MotoGP: Rossi ammette: "In un rally vero non arrivo tra i primi cinque"

Valentino Rossi-Tony Cairoli: 1-1. Si conclude così la kermesse brianzola. Dopo la vittoria del Dottore nel rally, il pilota di Patti si è preso la rivincita nel Masters’ Show della domenica pomeriggio, battendo in finale proprio il pesarese. Nonostante la sconfitta il pilota di Tavullia vede il bicchiere più che pieno, anche perché torna a casa col sorriso stampato sul volto.

Diciamo che sono contento di come è andato il fine settimana – ha esordito il Dottore – direi che questa vittoria e quella del Ranch di sette giorni fa mi mandano in vacanza felice. Peccato per il Masters’ Show. Tony è stato velocissimo in quell’occasione, però per me è importante il rally”.

Valentino viene subito incalzato sulla sfida con il 222.

“Nella finalissima lui è stato tre secondi più veloce rispetto alle manche precedenti  - ha sottolineato – forse quei secondi li hanno trovati nell’ultima sosta ai box (ha scherzato).

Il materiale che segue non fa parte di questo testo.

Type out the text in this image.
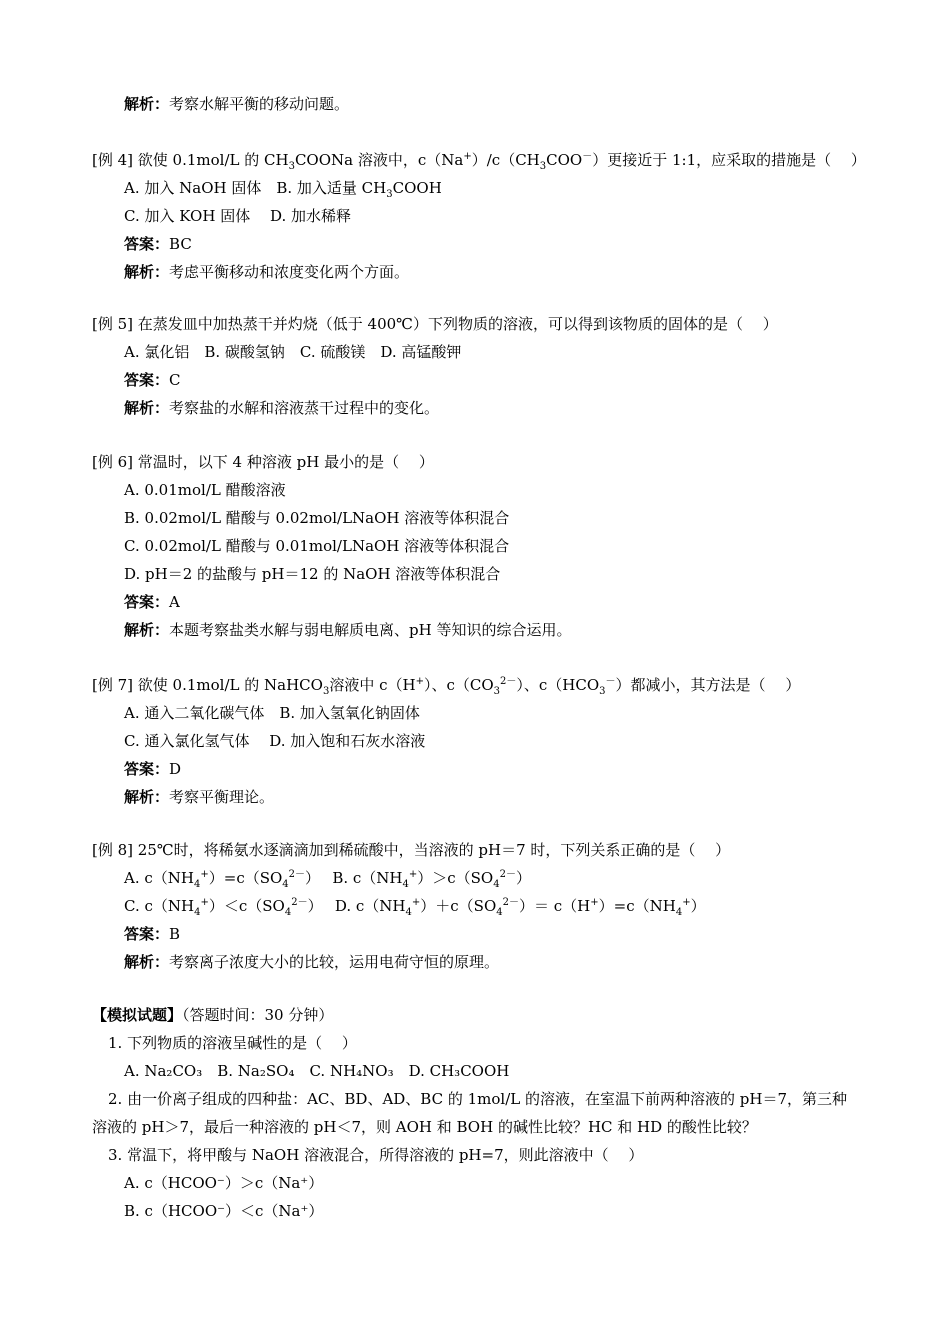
解析：考察水解平衡的移动问题。
[例 4] 欲使 0.1mol/L 的 $CH_3COONa$ 溶液中，$c(Na^+)/c(CH_3COO^-)$更接近于 1:1，应采取的措施是（　 ）
A. 加入 NaOH 固体　B. 加入适量 $CH_3COOH$
C. 加入 KOH 固体　 D. 加水稀释
答案：BC
解析：考虑平衡移动和浓度变化两个方面。
[例 5] 在蒸发皿中加热蒸干并灼烧（低于 400℃）下列物质的溶液，可以得到该物质的固体的是（　 ）
A. 氯化铝　B. 碳酸氢钠　C. 硫酸镁　D. 高锰酸钾
答案：C
解析：考察盐的水解和溶液蒸干过程中的变化。
[例 6] 常温时，以下 4 种溶液 pH 最小的是（　 ）
A. 0.01mol/L 醋酸溶液
B. 0.02mol/L 醋酸与 0.02mol/LNaOH 溶液等体积混合
C. 0.02mol/L 醋酸与 0.01mol/LNaOH 溶液等体积混合
D. pH＝2 的盐酸与 pH＝12 的 NaOH 溶液等体积混合
答案：A
解析：本题考察盐类水解与弱电解质电离、pH 等知识的综合运用。
[例 7] 欲使 0.1mol/L 的 NaHCO$_3$溶液中 c（H+）、$c(CO_3^{2-})$、$c(HCO_3^-)$都减小，其方法是（　 ）
A. 通入二氧化碳气体　B. 加入氢氧化钠固体
C. 通入氯化氢气体　 D. 加入饱和石灰水溶液
答案：D
解析：考察平衡理论。
[例 8] 25℃时，将稀氨水逐滴滴加到稀硫酸中，当溶液的 pH＝7 时，下列关系正确的是（　 ）
A. $c(NH_4^+)=c(SO_4^{2-})$　 B. $c(NH_4^+)>c(SO_4^{2-})$
C. $c(NH_4^+)<c(SO_4^{2-})$　 D. $c(NH_4^+)+c(SO_4^{2-})= c(H^+)=c(NH_4^+)$
答案：B
解析：考察离子浓度大小的比较，运用电荷守恒的原理。
【模拟试题】（答题时间：30 分钟）
1. 下列物质的溶液呈碱性的是（　 ）
A. Na₂CO₃　B. Na₂SO₄　C. NH₄NO₃　D. CH₃COOH
2. 由一价离子组成的四种盐：AC、BD、AD、BC 的 1mol/L 的溶液，在室温下前两种溶液的 pH＝7，第三种
溶液的 pH＞7，最后一种溶液的 pH＜7，则 AOH 和 BOH 的碱性比较？HC 和 HD 的酸性比较？
3. 常温下，将甲酸与 NaOH 溶液混合，所得溶液的 pH=7，则此溶液中（　 ）
A. c（HCOO⁻）＞c（Na⁺）
B. c（HCOO⁻）＜c（Na⁺）
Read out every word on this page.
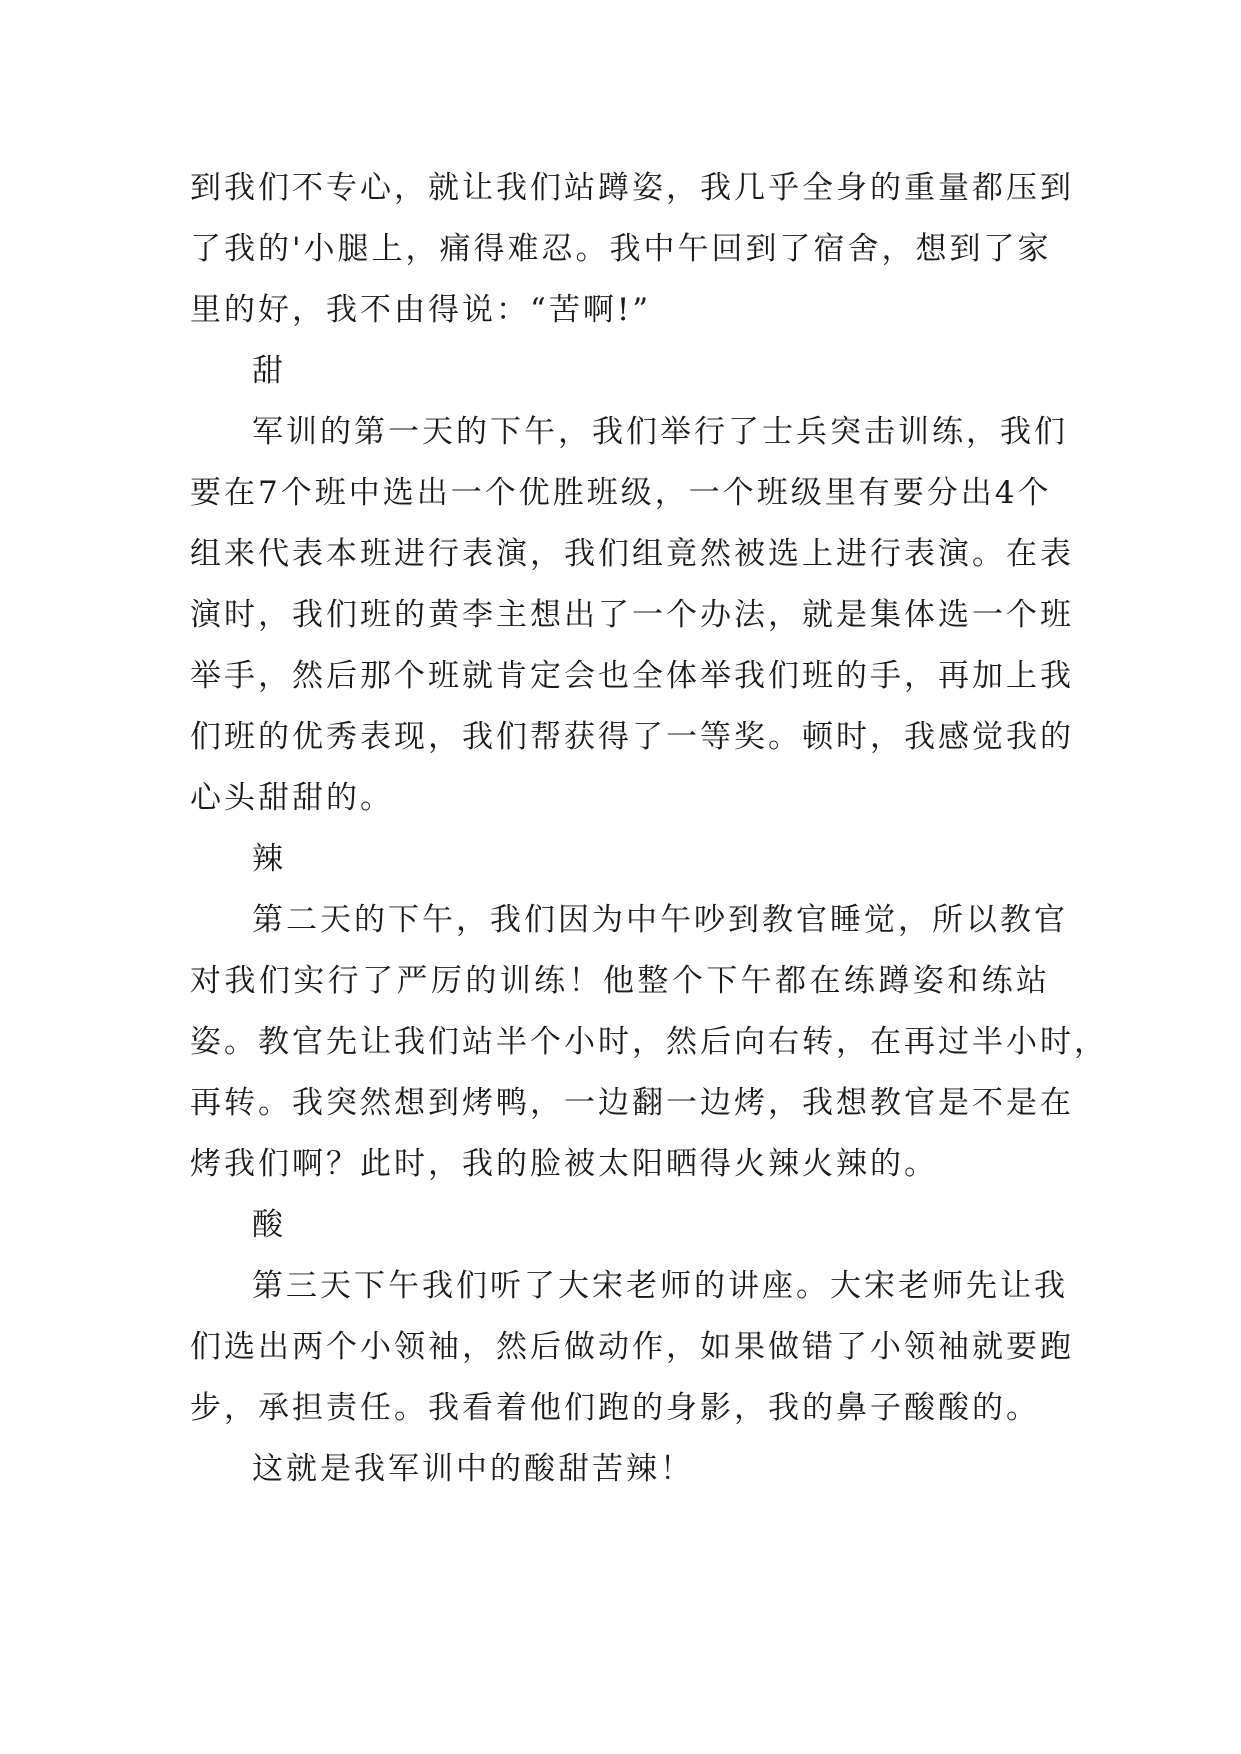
到我们不专心，就让我们站蹲姿，我几乎全身的重量都压到
了我的'小腿上，痛得难忍。我中午回到了宿舍，想到了家
里的好，我不由得说：“苦啊!”
甜
军训的第一天的下午，我们举行了士兵突击训练，我们
要在7个班中选出一个优胜班级，一个班级里有要分出4个
组来代表本班进行表演，我们组竟然被选上进行表演。在表
演时，我们班的黄李主想出了一个办法，就是集体选一个班
举手，然后那个班就肯定会也全体举我们班的手，再加上我
们班的优秀表现，我们帮获得了一等奖。顿时，我感觉我的
心头甜甜的。
辣
第二天的下午，我们因为中午吵到教官睡觉，所以教官
对我们实行了严厉的训练！他整个下午都在练蹲姿和练站
姿。教官先让我们站半个小时，然后向右转，在再过半小时，
再转。我突然想到烤鸭，一边翻一边烤，我想教官是不是在
烤我们啊？此时，我的脸被太阳晒得火辣火辣的。
酸
第三天下午我们听了大宋老师的讲座。大宋老师先让我
们选出两个小领袖，然后做动作，如果做错了小领袖就要跑
步，承担责任。我看着他们跑的身影，我的鼻子酸酸的。
这就是我军训中的酸甜苦辣！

Cairoli e la sua squadra sono stati bravi, ma come ho detto per me il rally è la cosa che conta di più. Va bene così, 1-1 palla al centro”.

La passione per le quattro ruote ha contagiato Rossi già da bambino.

“Quando ero ancora piccolino correvo con i kart e per certi aspetti ho iniziato come pilota di auto. Sulle macchine ho trascorso molto tempo, ma un rally vero è tosto per me, anche perché tra i primi cinque della classifica non arrivo, dato che i piloti del WRC sono velocissimi. Qua a Monza sono forte perché conosco la gara, ma il Mondiale è un’altra cosa”.

A Rossi viene poi domandato cosa farebbe se gli fornissero una navicella aerospaziale.

“Mi piacerebbe tornare indietro nel tempo, dato che vorrei correre per altri dieci anni”.

Non manca poi una battuta sulla prossima edizione della kermesse.

“Sarebbe bellissimo che partecipassero anche i piloti del Mondiale WRC, ma anche uscire dal tradizionale percorso di gara in autodromo. Sarebbe infatti spettacolare se si svolgessero delle prove sullo sterrato”.

Da domani la sua attenzione sarà già rivolta al 2019.

Marquez me lo aspetto come sempre fortissimo – ha avvisato – con la M1 abbiamo sofferto molto nelle ultime due stagioni. Ci sono alcuni problemi da risolvere, ma io sono convinto che la Yamaha abbia il potenziale tecnico per migliorare la situazione. Direi che ce la possiamo fare”.

L’ultima battuta riguarda invece la mancata partecipazione alla MotoE.

Nel 2019 vedremo come sarà il Campionato, il fatto è che al momento non disponiamo di una struttura per affrontare un simile impegno. Confermiamo comunque la presenza in Moto2 e Moto3, così come nel CIV al posto del CEV”.